In a 2018 meta-analysis of randomized trials of over 4400 ICU patients with sepsis, researchers concluded that PCT led therapy resulted in lower mortality and lower antibiotic administration.
Organ rejection
Immune responses to both organ rejection and severe bacterial infection can lead to similar symptoms such as swelling and fever that can make initial diagnosis difficult. To differentiate between acute rejection of an organ transplant and bacterial infections, plasma procalcitonin levels have been proposed as a potential diagnostic tool. Typically the levels of procalcitonin in the blood remain below 0.5 ng/mL in cases of acute organ rejection, which has been stated previously to be well below the 1 μg/mL typically seen in bacterial infection.Respiratory illnesses
Given procalcitonin is a blood marker for bacterial infections, evidence shows that it is a useful tool in guiding the initiation and duration of antibiotics in patients with bacterial pneumonia and other acute respiratory infections. The use of procalcitonin guided antibiotic therapy leads to lower mortality, less antibiotic usage, decreased side effects due to antibiotics and promotes good antibiotic stewardship.

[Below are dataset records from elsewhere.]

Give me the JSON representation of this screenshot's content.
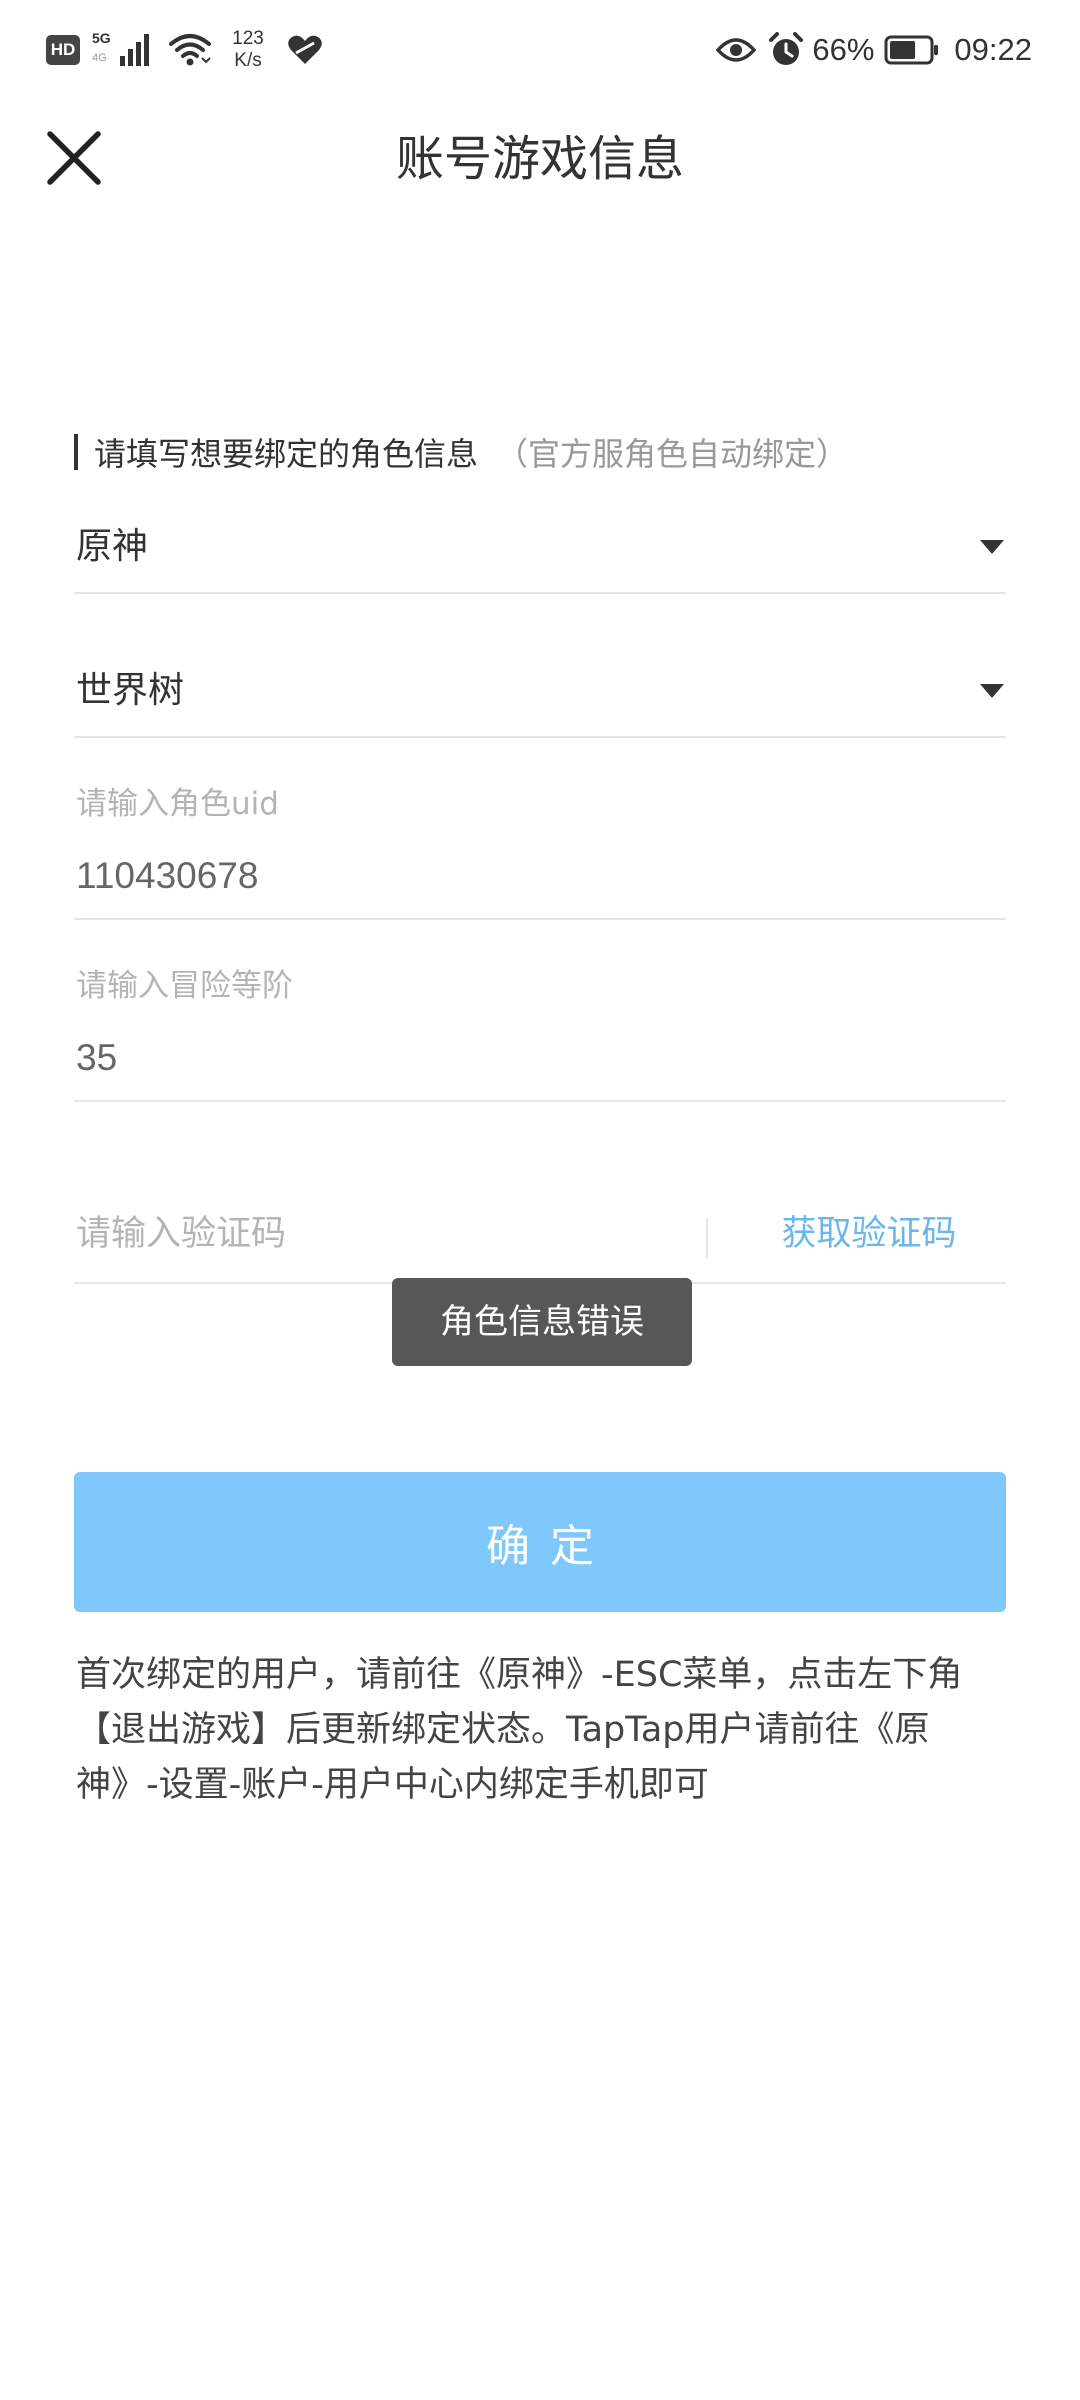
{
  "status_bar": {
    "hd_badge": "HD",
    "network_5g": "5G",
    "network_4g": "4G",
    "speed_value": "123",
    "speed_unit": "K/s",
    "battery_percent": "66%",
    "battery_level": 0.66,
    "time": "09:22",
    "icons": [
      "hd-badge",
      "signal-icon",
      "wifi-icon",
      "heart-icon",
      "eye-icon",
      "alarm-icon",
      "battery-icon"
    ]
  },
  "header": {
    "title": "账号游戏信息",
    "close_icon": "close-icon"
  },
  "form": {
    "section_label": "请填写想要绑定的角色信息",
    "section_note": "（官方服角色自动绑定）",
    "game_select": {
      "value": "原神"
    },
    "server_select": {
      "value": "世界树"
    },
    "uid": {
      "label": "请输入角色uid",
      "value": "110430678"
    },
    "adventure_rank": {
      "label": "请输入冒险等阶",
      "value": "35"
    },
    "verification": {
      "placeholder": "请输入验证码",
      "button_label": "获取验证码"
    },
    "confirm_label": "确定"
  },
  "toast": {
    "message": "角色信息错误"
  },
  "notice": "首次绑定的用户，请前往《原神》-ESC菜单，点击左下角【退出游戏】后更新绑定状态。TapTap用户请前往《原神》-设置-账户-用户中心内绑定手机即可",
  "colors": {
    "accent": "#6ab7ee",
    "confirm_bg": "#7ec8fb",
    "toast_bg": "#575757",
    "placeholder": "#b4b4b4",
    "divider": "#e6e6e6"
  }
}
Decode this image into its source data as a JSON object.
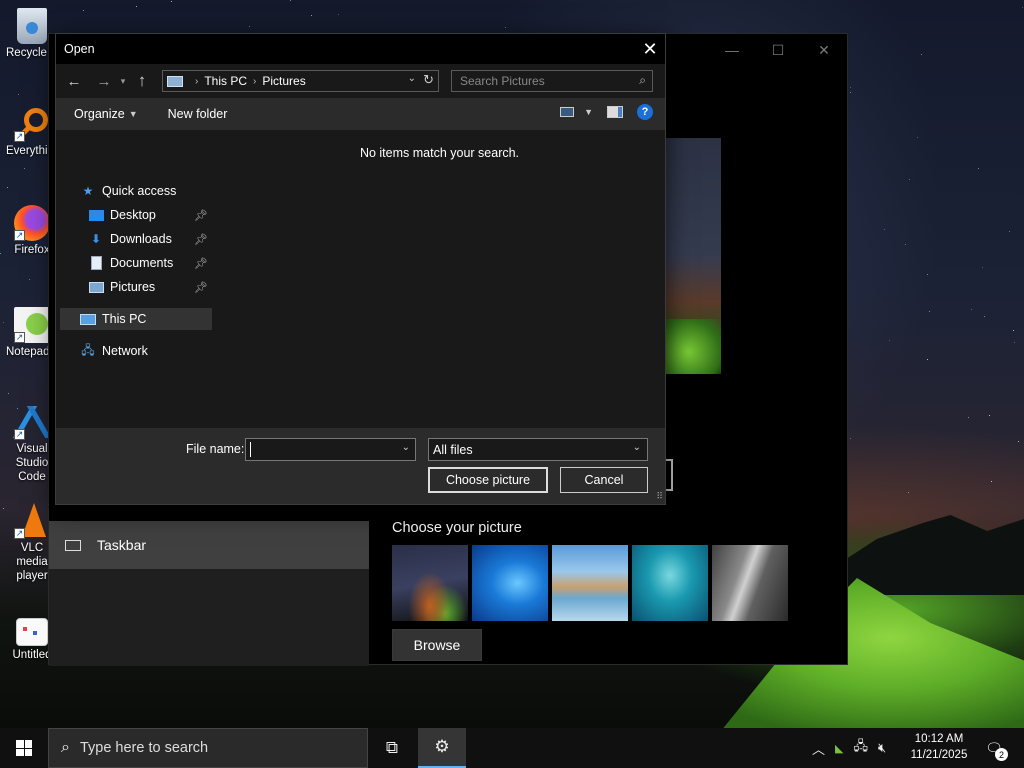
{
  "desktop": {
    "icons": [
      {
        "label": "Recycle Bin",
        "icon": "recycle-bin-icon"
      },
      {
        "label": "Everything",
        "icon": "everything-search-icon"
      },
      {
        "label": "Firefox",
        "icon": "firefox-icon"
      },
      {
        "label": "Notepad++",
        "icon": "notepad-plus-plus-icon"
      },
      {
        "label": "Visual Studio Code",
        "icon": "vscode-icon"
      },
      {
        "label": "VLC media player",
        "icon": "vlc-icon"
      },
      {
        "label": "Untitled",
        "icon": "paint-file-icon"
      }
    ]
  },
  "settings_window": {
    "minimize": "—",
    "maximize": "☐",
    "close": "✕",
    "nav_item": "Taskbar",
    "choose_picture_label": "Choose your picture",
    "browse_label": "Browse",
    "thumbnails": [
      "night-sky-tent",
      "windows-blue",
      "beach-rock",
      "underwater-swimmer",
      "rock-cliff"
    ]
  },
  "open_dialog": {
    "title": "Open",
    "close": "✕",
    "breadcrumb": [
      "This PC",
      "Pictures"
    ],
    "search_placeholder": "Search Pictures",
    "toolbar": {
      "organize": "Organize",
      "new_folder": "New folder",
      "help": "?"
    },
    "nav": [
      {
        "label": "Quick access",
        "icon": "star-icon",
        "pinned": false
      },
      {
        "label": "Desktop",
        "icon": "desktop-folder-icon",
        "pinned": true
      },
      {
        "label": "Downloads",
        "icon": "downloads-icon",
        "pinned": true
      },
      {
        "label": "Documents",
        "icon": "documents-icon",
        "pinned": true
      },
      {
        "label": "Pictures",
        "icon": "pictures-icon",
        "pinned": true
      },
      {
        "label": "This PC",
        "icon": "computer-icon",
        "selected": true
      },
      {
        "label": "Network",
        "icon": "network-icon"
      }
    ],
    "empty_message": "No items match your search.",
    "file_name_label": "File name:",
    "file_name_value": "",
    "file_type_value": "All files",
    "choose_button": "Choose picture",
    "cancel_button": "Cancel"
  },
  "taskbar": {
    "search_placeholder": "Type here to search",
    "time": "10:12 AM",
    "date": "11/21/2025",
    "notification_count": "2"
  }
}
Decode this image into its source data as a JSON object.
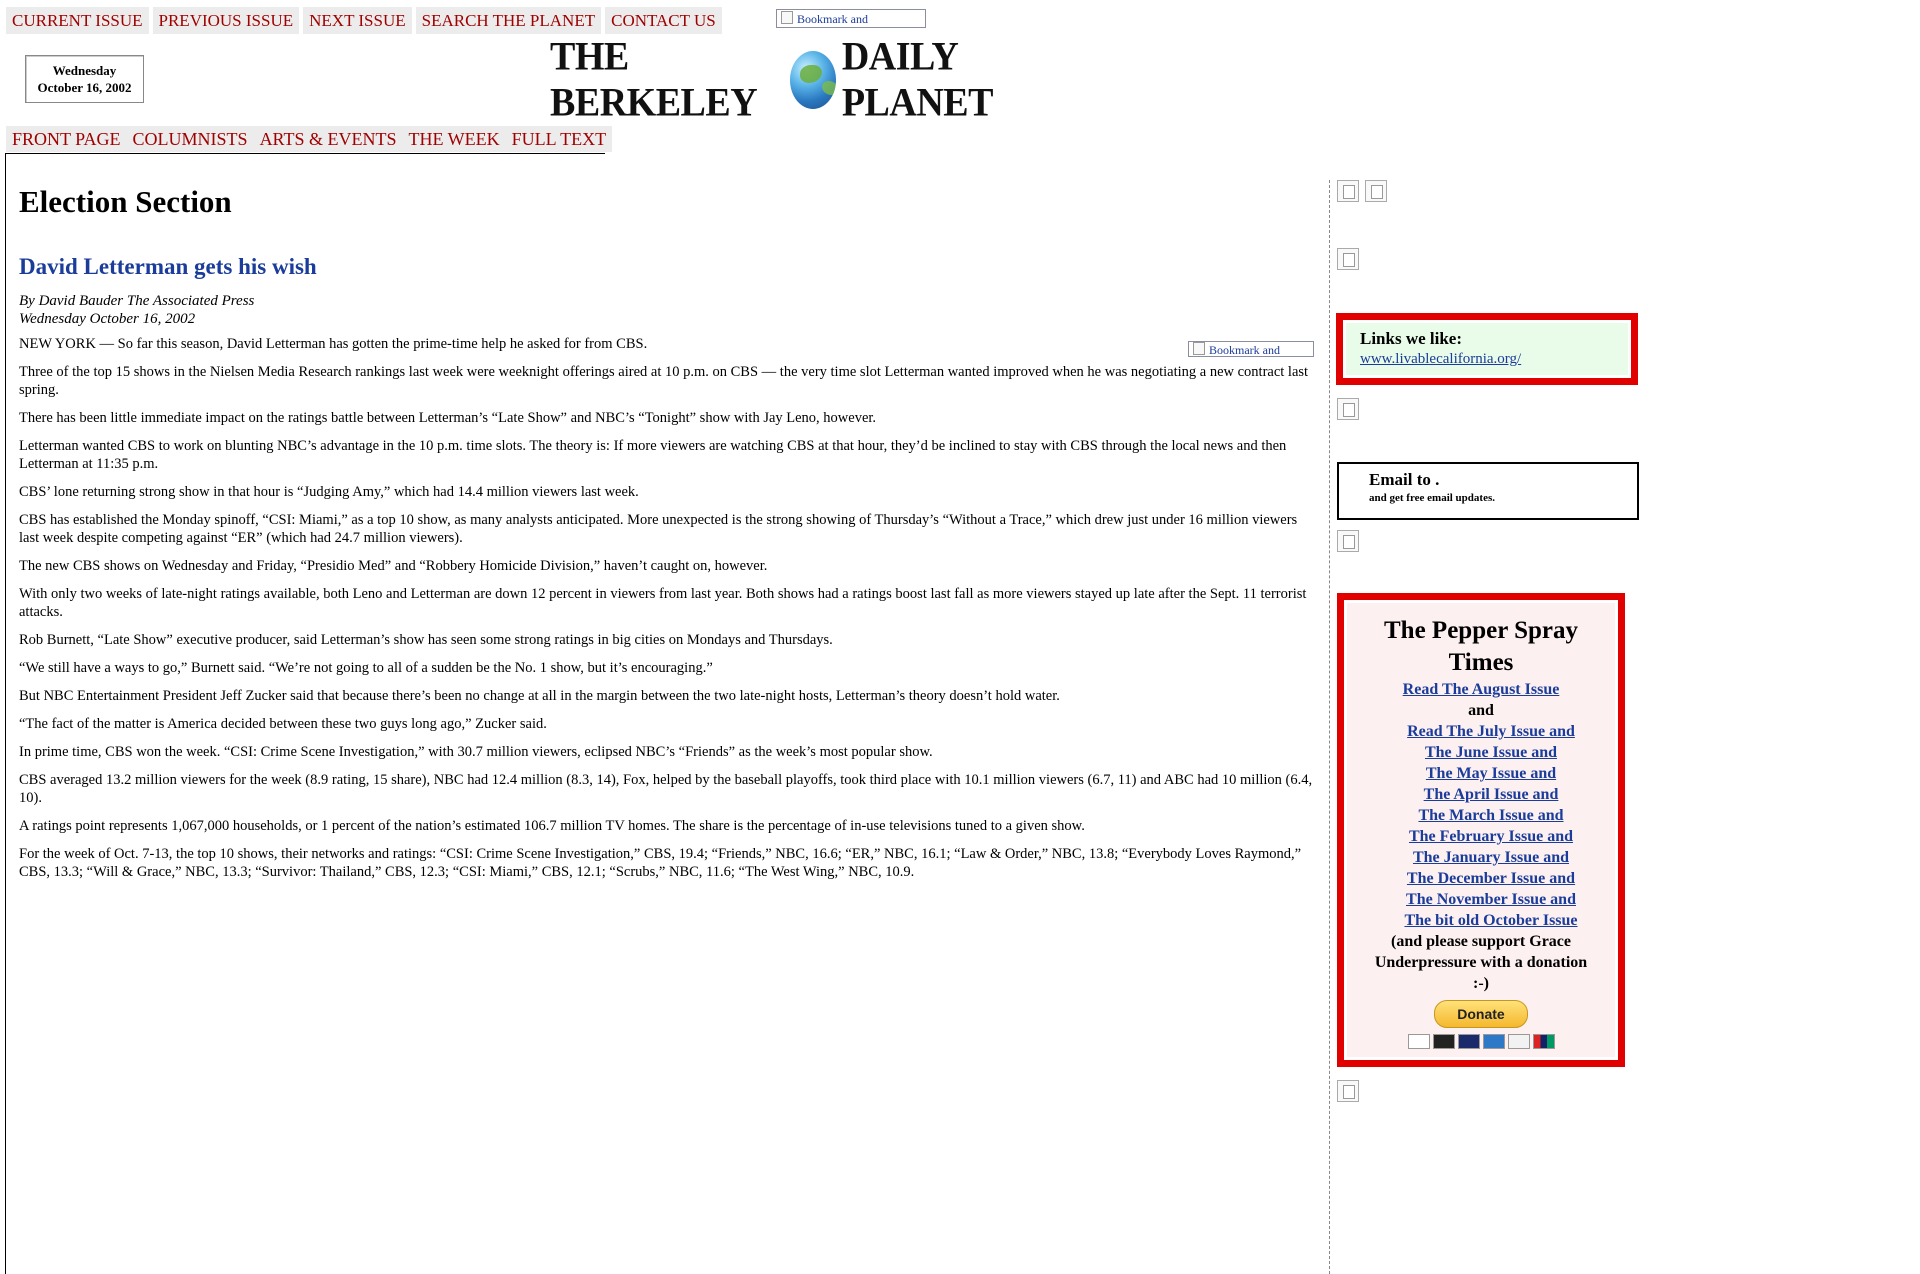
{
  "top_nav": {
    "items": [
      "CURRENT ISSUE",
      "PREVIOUS ISSUE",
      "NEXT ISSUE",
      "SEARCH THE PLANET",
      "CONTACT US"
    ],
    "bookmark_label": "Bookmark and"
  },
  "date": {
    "weekday": "Wednesday",
    "full": "October 16, 2002"
  },
  "masthead": {
    "left": "THE BERKELEY",
    "right": "DAILY PLANET",
    "globe_icon": "globe-icon"
  },
  "section_nav": {
    "items": [
      "FRONT PAGE",
      "COLUMNISTS",
      "ARTS & EVENTS",
      "THE WEEK",
      "FULL TEXT"
    ]
  },
  "article": {
    "section_title": "Election Section",
    "headline": "David Letterman gets his wish",
    "byline": "By David Bauder The Associated Press",
    "dateline": "Wednesday October 16, 2002",
    "bookmark_label": "Bookmark and",
    "paragraphs": [
      "NEW YORK — So far this season, David Letterman has gotten the prime-time help he asked for from CBS.",
      "Three of the top 15 shows in the Nielsen Media Research rankings last week were weeknight offerings aired at 10 p.m. on CBS — the very time slot Letterman wanted improved when he was negotiating a new contract last spring.",
      "There has been little immediate impact on the ratings battle between Letterman’s “Late Show” and NBC’s “Tonight” show with Jay Leno, however.",
      "Letterman wanted CBS to work on blunting NBC’s advantage in the 10 p.m. time slots. The theory is: If more viewers are watching CBS at that hour, they’d be inclined to stay with CBS through the local news and then Letterman at 11:35 p.m.",
      "CBS’ lone returning strong show in that hour is “Judging Amy,” which had 14.4 million viewers last week.",
      "CBS has established the Monday spinoff, “CSI: Miami,” as a top 10 show, as many analysts anticipated. More unexpected is the strong showing of Thursday’s “Without a Trace,” which drew just under 16 million viewers last week despite competing against “ER” (which had 24.7 million viewers).",
      "The new CBS shows on Wednesday and Friday, “Presidio Med” and “Robbery Homicide Division,” haven’t caught on, however.",
      "With only two weeks of late-night ratings available, both Leno and Letterman are down 12 percent in viewers from last year. Both shows had a ratings boost last fall as more viewers stayed up late after the Sept. 11 terrorist attacks.",
      "Rob Burnett, “Late Show” executive producer, said Letterman’s show has seen some strong ratings in big cities on Mondays and Thursdays.",
      "“We still have a ways to go,” Burnett said. “We’re not going to all of a sudden be the No. 1 show, but it’s encouraging.”",
      "But NBC Entertainment President Jeff Zucker said that because there’s been no change at all in the margin between the two late-night hosts, Letterman’s theory doesn’t hold water.",
      "“The fact of the matter is America decided between these two guys long ago,” Zucker said.",
      "In prime time, CBS won the week. “CSI: Crime Scene Investigation,” with 30.7 million viewers, eclipsed NBC’s “Friends” as the week’s most popular show.",
      "CBS averaged 13.2 million viewers for the week (8.9 rating, 15 share), NBC had 12.4 million (8.3, 14), Fox, helped by the baseball playoffs, took third place with 10.1 million viewers (6.7, 11) and ABC had 10 million (6.4, 10).",
      "A ratings point represents 1,067,000 households, or 1 percent of the nation’s estimated 106.7 million TV homes. The share is the percentage of in-use televisions tuned to a given show.",
      "For the week of Oct. 7-13, the top 10 shows, their networks and ratings: “CSI: Crime Scene Investigation,” CBS, 19.4; “Friends,” NBC, 16.6; “ER,” NBC, 16.1; “Law & Order,” NBC, 13.8; “Everybody Loves Raymond,” CBS, 13.3; “Will & Grace,” NBC, 13.3; “Survivor: Thailand,” CBS, 12.3; “CSI: Miami,” CBS, 12.1; “Scrubs,” NBC, 11.6; “The West Wing,” NBC, 10.9."
    ]
  },
  "sidebar": {
    "links_box": {
      "title": "Links we like:",
      "url_text": "www.livablecalifornia.org/"
    },
    "email_box": {
      "title": "Email to .",
      "subtitle": "and get free email updates."
    },
    "pepper_box": {
      "title": "The Pepper Spray Times",
      "first_link": "Read The August Issue",
      "and_text": "and",
      "links": [
        "Read The July Issue and",
        "The June Issue and",
        "The May Issue and",
        "The April Issue and",
        "The March Issue and",
        "The February Issue and",
        "The January Issue and",
        "The December Issue and",
        "The November Issue and",
        "The bit old October Issue"
      ],
      "note": "(and please support Grace Underpressure with a donation :-)",
      "donate_label": "Donate",
      "card_icons": [
        "visa-icon",
        "mastercard-icon",
        "maestro-icon",
        "amex-icon",
        "discover-icon",
        "unionpay-icon"
      ]
    },
    "broken_image_icon": "broken-image-icon"
  },
  "colors": {
    "nav_text": "#a00000",
    "nav_bg": "#ececec",
    "headline": "#1a3c9a",
    "box_border": "#e00000",
    "links_bg": "#e9fbe9",
    "pepper_bg": "#fdf0f0"
  }
}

The value in these protocols are evident since a high PCT level correlates with increased mortality in critically ill pneumonia patients especially those with a low score.In adults with acute respiratory infections, a 2017 systematic review found that PCT-guided therapy reduced mortality, reduced antibiotic use and led to decreased adverse drug effects across a variety of clinical settings.
Procalcitonin-guided treatment limits antibiotic exposure with no increased mortality in patients with acute exacerbation of chronic obstructive pulmonary disease.
Using procalcitonin to guide protocol in acute asthma exacerbation led to reduction in prescriptions of antibiotics in primary care clinics, emergency departments and during hospital admission. This was apparent without an increase in ventilator days or risk of intubation. Be that acute asthma exacerbation is one condition that leads to overuse of antibiotics worldwide, researchers concluded that PCT could help curb over-prescribing.